Balaji Srinivasan (0:21)
Chinese robotics are actually really good. And for the first time tech America is actually taking China seriously.
Dan Wang (0:27)
I am going to let no one talk me down from my stance on manufacturing as almost everything.
Podcast Narrator (0:33)
What does it take to industrialize a continent in a single generation? In 1978, Deng Xiaoping kept the communist branding but rewired everything underneath. Special economic zones became Shenzhen, the eastern seaboard industrialized. By 2025, China led the world in cars, solar ships and advanced manufacturing.
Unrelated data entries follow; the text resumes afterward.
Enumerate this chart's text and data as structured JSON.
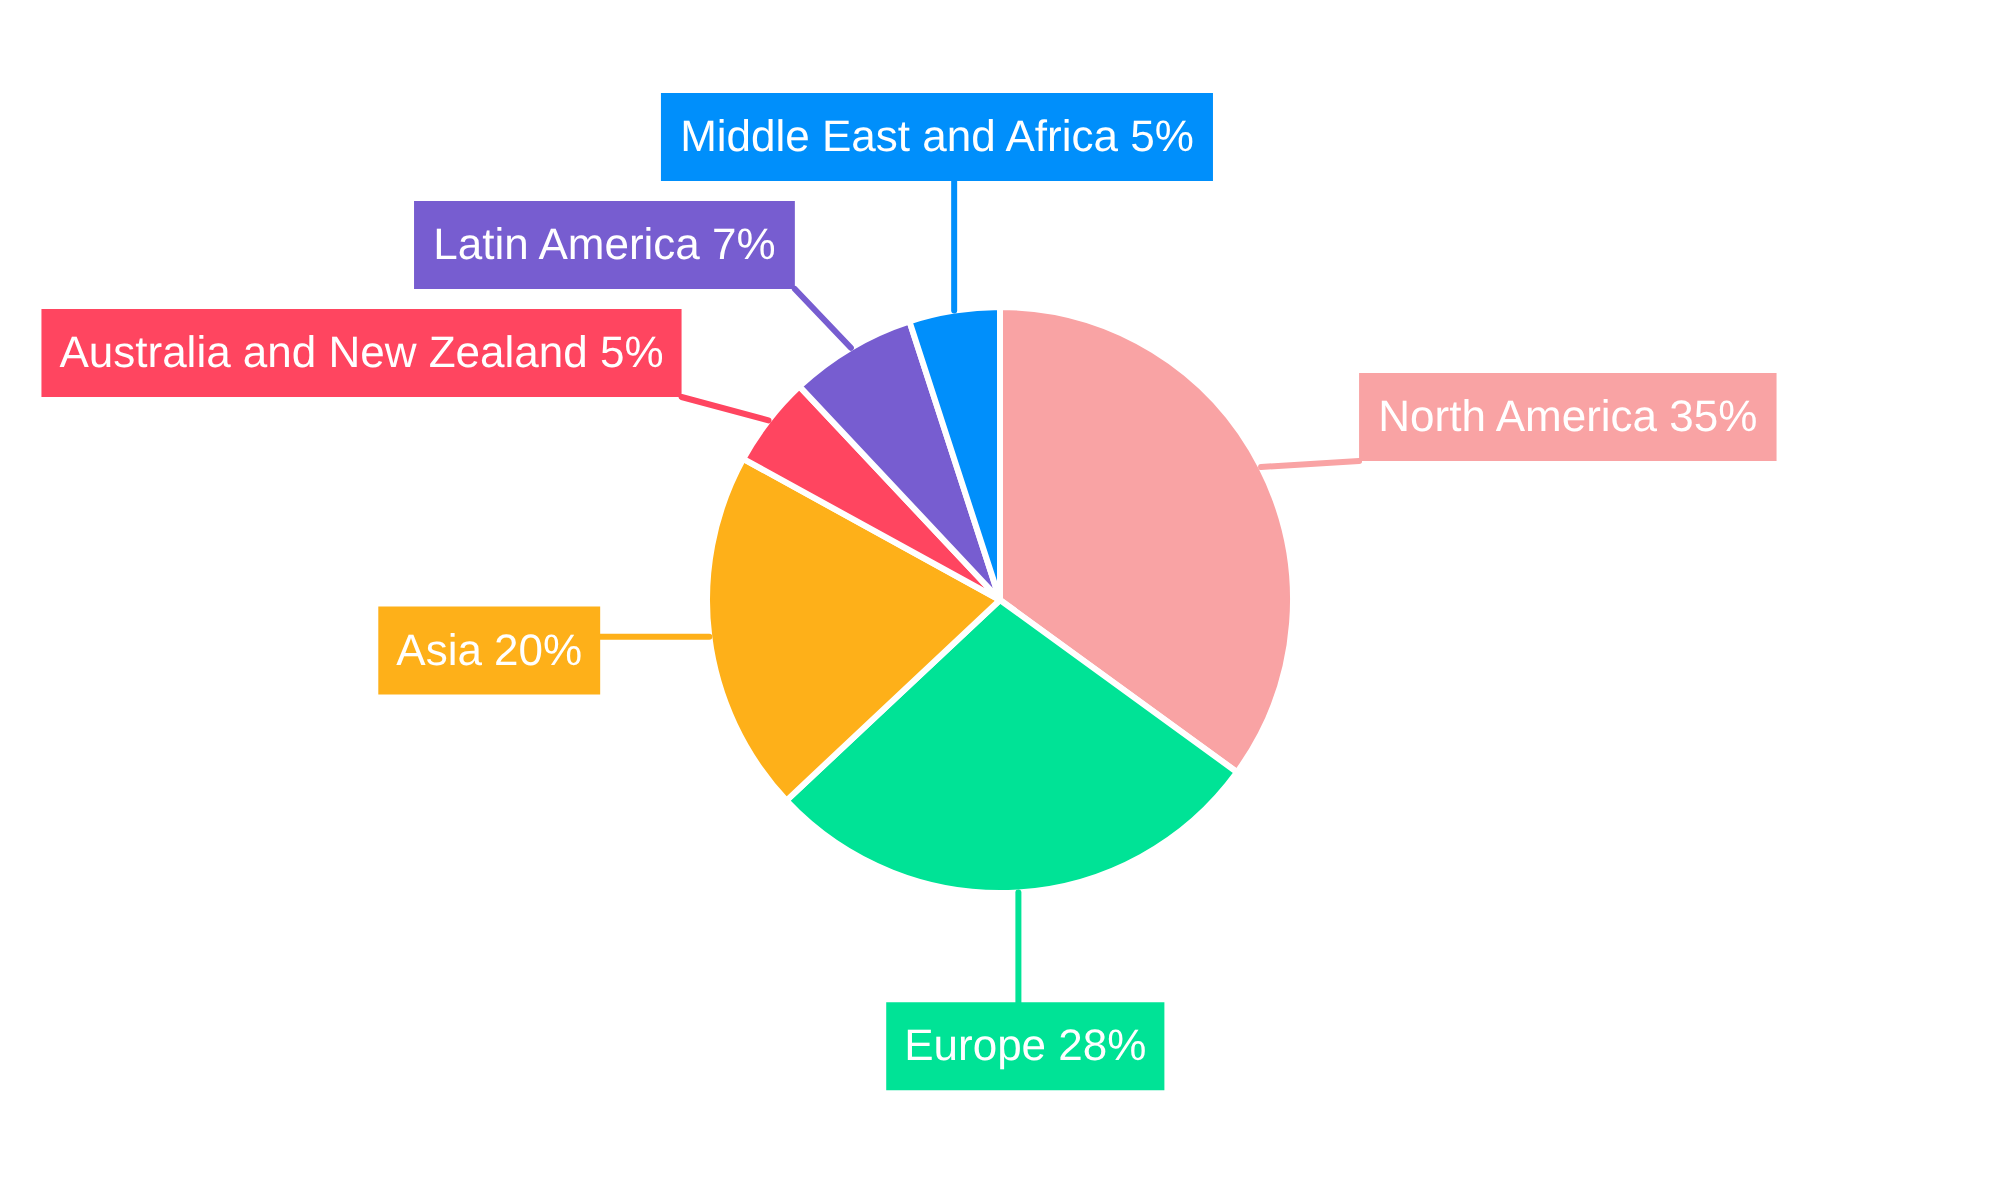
{
  "chart_data": {
    "type": "pie",
    "categories": [
      "North America",
      "Europe",
      "Asia",
      "Australia and New Zealand",
      "Latin America",
      "Middle East and Africa"
    ],
    "values": [
      35,
      28,
      20,
      5,
      7,
      5
    ],
    "colors": [
      "#f9a3a4",
      "#00e396",
      "#feb019",
      "#ff4560",
      "#775dd0",
      "#008ffb"
    ],
    "value_labels": [
      "35%",
      "28%",
      "20%",
      "5%",
      "7%",
      "5%"
    ],
    "legend": false
  }
}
That growth is real, but so are the cracks. Political purges, a property implosion, youth unemployment and a wave of entrepreneurs leaving for Singapore, Dubai and Bey. Meanwhile, America's trillion dollar tech companies remain unmatched. The question is whether software valuations and financial engineering can sustain a great power or whether the US needs to rebuild its industrial base to compete. And if it does, who builds it? Previously aired on the Network State podcast Balaji Srinivasan speaks with Dan Wang, author of Breakneck, about the engineering state versus the lawyerly state and what builders on both sides of the Pacific should understand about what comes next.
Balaji Srinivasan (1:32)
Dan, welcome to the Mercy podcast. And I think you know we hung out several years ago in the before COVID times, I think at some stripe thing. If I recall that Collison organized something like that. One of these franchise camp.
Dan Wang (1:48)
We played a very. My favorite board game together.
Balaji Srinivasan (1:53)
Yeah, what was it? It was, it was one of these things. Was it Werewolf? No. What was it?
Dan Wang (1:58)
So where are we? It's something close. It's called Avalon in which there are roughly seven of us around the table. Three people are evil. They know who each other are. And the four good people don't in general know who anyone else is. And the aim of the game is for the evil people to assert themselves as good and for the good people to deduce who the evil people are. I've been playing this for many years now. I play it in different cities and I'm glad to have been able to play it with you in the woods of Northern California.